White observes this is a problem U.S. institutions of higher learning are constantly wrangling with: trying to respect First Amendment rights while placating Gen Z students who want to muzzle and punish people they disagree with, he says.
According to White, modern students “are costing their schools gigantic amounts of money” on legal bills, fighting First Amendment battles that “are not even close.”
But when you have deep pockets like ASU, maybe a pricey First Amendment defense is the cost of doing business.
Wilenchik says ultimately – in a matter of weeks or months – there will be a hearing on his request for an injunction to reinstate Klein, but that before it gets to that stage, ASU’s attorneys may seek an evidentiary hearing on disputed facts in an effort to slow down the litigation.
In its statement, ASU contends that “Klein’s conduct in the aftermath of the tweet – rather than the tweet itself” was the reason for her removal from the position. He says ASU’s attorneys have argued to him that the interviews Klein gave about her situation after the fact, and her discussions with political figures, make her unfit to be Blaze’s station manager.
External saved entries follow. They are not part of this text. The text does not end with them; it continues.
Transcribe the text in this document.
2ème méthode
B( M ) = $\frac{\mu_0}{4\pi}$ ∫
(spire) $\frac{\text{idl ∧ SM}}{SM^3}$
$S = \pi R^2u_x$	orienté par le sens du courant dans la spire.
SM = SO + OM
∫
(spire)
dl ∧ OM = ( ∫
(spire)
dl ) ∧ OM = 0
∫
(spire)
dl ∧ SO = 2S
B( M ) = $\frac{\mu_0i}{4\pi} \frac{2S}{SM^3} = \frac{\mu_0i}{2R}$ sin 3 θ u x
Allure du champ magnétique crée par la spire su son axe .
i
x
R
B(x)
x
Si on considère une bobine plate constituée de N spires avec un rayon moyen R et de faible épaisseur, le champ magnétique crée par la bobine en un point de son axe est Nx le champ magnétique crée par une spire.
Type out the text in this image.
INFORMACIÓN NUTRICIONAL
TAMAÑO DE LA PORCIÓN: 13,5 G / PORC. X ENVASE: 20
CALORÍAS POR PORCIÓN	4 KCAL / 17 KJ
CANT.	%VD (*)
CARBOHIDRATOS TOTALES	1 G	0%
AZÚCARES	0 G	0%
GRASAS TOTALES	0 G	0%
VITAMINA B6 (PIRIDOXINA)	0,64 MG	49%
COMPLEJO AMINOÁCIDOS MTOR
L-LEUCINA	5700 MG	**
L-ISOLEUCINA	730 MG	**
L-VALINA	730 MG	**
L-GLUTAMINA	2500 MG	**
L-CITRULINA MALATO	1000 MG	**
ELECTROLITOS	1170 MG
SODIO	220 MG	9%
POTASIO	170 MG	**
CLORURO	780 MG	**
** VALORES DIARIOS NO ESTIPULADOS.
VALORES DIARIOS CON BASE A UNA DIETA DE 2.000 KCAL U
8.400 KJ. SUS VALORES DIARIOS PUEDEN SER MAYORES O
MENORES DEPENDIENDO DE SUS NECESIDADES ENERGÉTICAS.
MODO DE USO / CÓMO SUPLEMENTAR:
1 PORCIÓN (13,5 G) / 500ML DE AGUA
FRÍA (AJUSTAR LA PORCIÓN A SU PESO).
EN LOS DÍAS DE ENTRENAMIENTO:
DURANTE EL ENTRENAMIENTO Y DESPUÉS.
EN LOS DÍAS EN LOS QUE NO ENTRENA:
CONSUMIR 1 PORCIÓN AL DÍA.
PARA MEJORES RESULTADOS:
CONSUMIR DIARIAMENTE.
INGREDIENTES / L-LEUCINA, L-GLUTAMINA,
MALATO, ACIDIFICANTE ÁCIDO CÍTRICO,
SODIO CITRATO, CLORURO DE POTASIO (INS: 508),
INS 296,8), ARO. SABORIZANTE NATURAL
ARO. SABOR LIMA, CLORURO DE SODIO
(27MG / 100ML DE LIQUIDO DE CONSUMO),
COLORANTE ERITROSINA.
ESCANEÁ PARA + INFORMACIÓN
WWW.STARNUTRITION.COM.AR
But Wilenchik says he’s familiar with this post-firing game of “gotcha” from the employment law cases he’s done. The problem for ASU is that Klein’s interviews and talks with politicos are also protected by the First Amendment.
Meanwhile, for Klein, the whole ordeal has put her off journalism altogether. Though she has received a couple of job offers from smaller conservative news outlets, she doesn’t seem that interested.
Instead, she’s headed to where the real money is: law school.